Premise (by CopyBlogger)

A themeshop with a very specific purpose: to create a versatile landing page theme.  They achieved this goal.  Is it an ethical way to clutter up the interweb?  Not so much.  But lots of people are making lots of money with themes like this.

WPShower

WPShower, although an odd name, produces some of the nicest minimalist themes I have seen in a long time.  And they do so consistently and dependably.  Nice, clean style.

StudioPress

The copyblogger theme shop, StudioPress makes some pretty good stuff.  Some good real estate themes and other specific function themes come out of here.  No designs are “knock-your-socks-off” good.  But many are worth the price.

DIY Themes

They’re famous for one theme which is arguably a million themes in one.  The Thesis Framework was designed by DIY themes.
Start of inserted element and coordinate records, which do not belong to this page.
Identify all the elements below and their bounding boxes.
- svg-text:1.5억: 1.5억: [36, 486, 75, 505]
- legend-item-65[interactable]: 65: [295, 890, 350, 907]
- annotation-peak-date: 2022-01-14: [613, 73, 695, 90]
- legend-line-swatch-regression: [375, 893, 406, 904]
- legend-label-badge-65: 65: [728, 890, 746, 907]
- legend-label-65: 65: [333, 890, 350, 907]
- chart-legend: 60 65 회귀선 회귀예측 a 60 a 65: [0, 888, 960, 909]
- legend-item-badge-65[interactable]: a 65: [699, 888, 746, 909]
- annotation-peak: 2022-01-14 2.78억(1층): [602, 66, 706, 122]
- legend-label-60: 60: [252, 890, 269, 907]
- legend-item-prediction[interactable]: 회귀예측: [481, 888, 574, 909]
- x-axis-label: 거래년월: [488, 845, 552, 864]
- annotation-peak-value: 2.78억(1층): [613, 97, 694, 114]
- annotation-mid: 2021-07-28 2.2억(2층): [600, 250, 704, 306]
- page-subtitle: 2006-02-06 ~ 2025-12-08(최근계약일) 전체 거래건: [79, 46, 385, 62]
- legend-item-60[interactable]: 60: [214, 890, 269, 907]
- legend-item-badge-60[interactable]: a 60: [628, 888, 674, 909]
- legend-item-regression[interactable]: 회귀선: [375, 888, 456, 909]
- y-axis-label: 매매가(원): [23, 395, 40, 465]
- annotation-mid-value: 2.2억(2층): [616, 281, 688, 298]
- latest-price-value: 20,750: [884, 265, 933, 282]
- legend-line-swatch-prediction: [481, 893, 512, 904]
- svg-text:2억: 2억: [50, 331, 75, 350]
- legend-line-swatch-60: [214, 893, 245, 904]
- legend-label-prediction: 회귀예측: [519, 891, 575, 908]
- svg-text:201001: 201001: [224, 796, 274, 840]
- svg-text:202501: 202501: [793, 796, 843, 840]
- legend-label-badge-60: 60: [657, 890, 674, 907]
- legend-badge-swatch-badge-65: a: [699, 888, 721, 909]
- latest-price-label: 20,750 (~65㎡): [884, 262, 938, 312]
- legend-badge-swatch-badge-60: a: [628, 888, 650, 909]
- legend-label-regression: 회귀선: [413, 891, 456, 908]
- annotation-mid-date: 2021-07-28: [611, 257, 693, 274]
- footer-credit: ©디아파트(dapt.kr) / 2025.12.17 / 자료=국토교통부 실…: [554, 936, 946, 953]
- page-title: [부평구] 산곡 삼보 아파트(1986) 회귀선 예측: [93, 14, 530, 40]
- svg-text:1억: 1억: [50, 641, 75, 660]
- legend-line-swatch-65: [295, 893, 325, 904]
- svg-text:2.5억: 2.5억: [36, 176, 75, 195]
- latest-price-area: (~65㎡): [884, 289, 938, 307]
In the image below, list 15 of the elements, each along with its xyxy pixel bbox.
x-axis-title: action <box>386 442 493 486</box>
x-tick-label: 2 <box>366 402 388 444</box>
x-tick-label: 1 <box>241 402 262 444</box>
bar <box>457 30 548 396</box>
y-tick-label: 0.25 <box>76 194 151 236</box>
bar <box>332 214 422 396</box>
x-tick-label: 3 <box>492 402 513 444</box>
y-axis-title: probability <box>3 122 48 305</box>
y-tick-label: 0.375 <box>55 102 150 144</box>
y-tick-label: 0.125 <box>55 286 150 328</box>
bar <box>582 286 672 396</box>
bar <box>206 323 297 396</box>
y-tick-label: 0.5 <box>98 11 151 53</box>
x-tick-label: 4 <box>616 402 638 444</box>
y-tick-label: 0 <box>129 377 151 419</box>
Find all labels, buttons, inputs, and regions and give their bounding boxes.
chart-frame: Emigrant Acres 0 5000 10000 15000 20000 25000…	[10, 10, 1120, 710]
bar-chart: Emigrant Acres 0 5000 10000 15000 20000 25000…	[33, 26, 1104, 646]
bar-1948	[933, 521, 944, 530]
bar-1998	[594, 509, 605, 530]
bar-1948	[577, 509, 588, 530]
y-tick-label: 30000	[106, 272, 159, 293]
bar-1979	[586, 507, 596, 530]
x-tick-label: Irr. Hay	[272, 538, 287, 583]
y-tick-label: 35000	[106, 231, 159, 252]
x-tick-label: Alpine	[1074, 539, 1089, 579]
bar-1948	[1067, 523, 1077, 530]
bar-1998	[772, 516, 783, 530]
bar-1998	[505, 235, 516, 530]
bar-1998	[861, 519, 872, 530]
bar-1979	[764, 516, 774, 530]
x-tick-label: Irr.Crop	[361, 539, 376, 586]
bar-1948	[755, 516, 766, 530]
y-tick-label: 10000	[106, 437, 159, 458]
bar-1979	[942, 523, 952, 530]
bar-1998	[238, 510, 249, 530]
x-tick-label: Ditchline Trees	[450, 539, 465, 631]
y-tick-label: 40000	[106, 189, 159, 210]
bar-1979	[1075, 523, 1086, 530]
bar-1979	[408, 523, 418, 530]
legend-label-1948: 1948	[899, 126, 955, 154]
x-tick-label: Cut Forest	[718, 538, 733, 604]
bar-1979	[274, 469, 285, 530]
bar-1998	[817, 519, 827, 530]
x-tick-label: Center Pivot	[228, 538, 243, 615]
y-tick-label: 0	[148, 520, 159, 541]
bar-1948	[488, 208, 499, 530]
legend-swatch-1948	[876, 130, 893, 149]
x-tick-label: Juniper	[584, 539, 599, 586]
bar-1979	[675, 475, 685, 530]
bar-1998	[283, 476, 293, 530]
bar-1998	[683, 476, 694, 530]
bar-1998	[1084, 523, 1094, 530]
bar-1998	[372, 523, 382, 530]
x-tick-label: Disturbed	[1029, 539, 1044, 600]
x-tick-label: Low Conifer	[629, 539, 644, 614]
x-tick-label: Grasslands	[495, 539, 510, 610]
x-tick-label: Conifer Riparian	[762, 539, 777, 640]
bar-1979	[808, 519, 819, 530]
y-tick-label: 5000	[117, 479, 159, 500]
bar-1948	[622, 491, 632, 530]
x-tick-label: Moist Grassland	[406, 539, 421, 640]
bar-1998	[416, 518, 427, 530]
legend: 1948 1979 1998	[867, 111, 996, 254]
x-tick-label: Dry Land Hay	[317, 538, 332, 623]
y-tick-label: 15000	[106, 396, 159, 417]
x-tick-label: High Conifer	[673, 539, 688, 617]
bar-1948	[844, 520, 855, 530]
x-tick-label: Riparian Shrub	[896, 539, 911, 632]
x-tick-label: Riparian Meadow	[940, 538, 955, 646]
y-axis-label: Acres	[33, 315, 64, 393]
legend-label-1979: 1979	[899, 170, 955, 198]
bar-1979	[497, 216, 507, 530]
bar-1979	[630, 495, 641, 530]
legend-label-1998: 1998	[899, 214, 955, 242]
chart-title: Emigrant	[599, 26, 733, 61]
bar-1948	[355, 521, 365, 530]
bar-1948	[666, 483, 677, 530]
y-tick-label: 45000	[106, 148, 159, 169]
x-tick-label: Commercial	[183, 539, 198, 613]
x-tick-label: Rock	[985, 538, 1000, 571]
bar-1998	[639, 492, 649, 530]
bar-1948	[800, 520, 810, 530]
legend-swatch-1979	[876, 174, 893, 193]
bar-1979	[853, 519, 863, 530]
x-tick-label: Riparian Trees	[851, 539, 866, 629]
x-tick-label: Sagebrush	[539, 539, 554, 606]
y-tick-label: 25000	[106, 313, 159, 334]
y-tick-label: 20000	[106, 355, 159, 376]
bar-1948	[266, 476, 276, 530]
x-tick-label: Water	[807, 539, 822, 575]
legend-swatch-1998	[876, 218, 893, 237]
Lots of people swear by this theme with allegedly amazing SEO.  Personally I think they reached fame and fortune with an aggressive affiliate program.

Templatic

Templatic specializes in specialty themes.  Each one is designed with a specific purpose.  This is great for real estate professionals, wiki admins and shop owners.

Press 75

Simple, functional themes with nice styling.  Press75 designs great themes for professional media moguls -er- producers.  Photographers and artists rejoice!

WPZoom

Minimal themes with lifetime support.  WPZoom has some really nice stuff.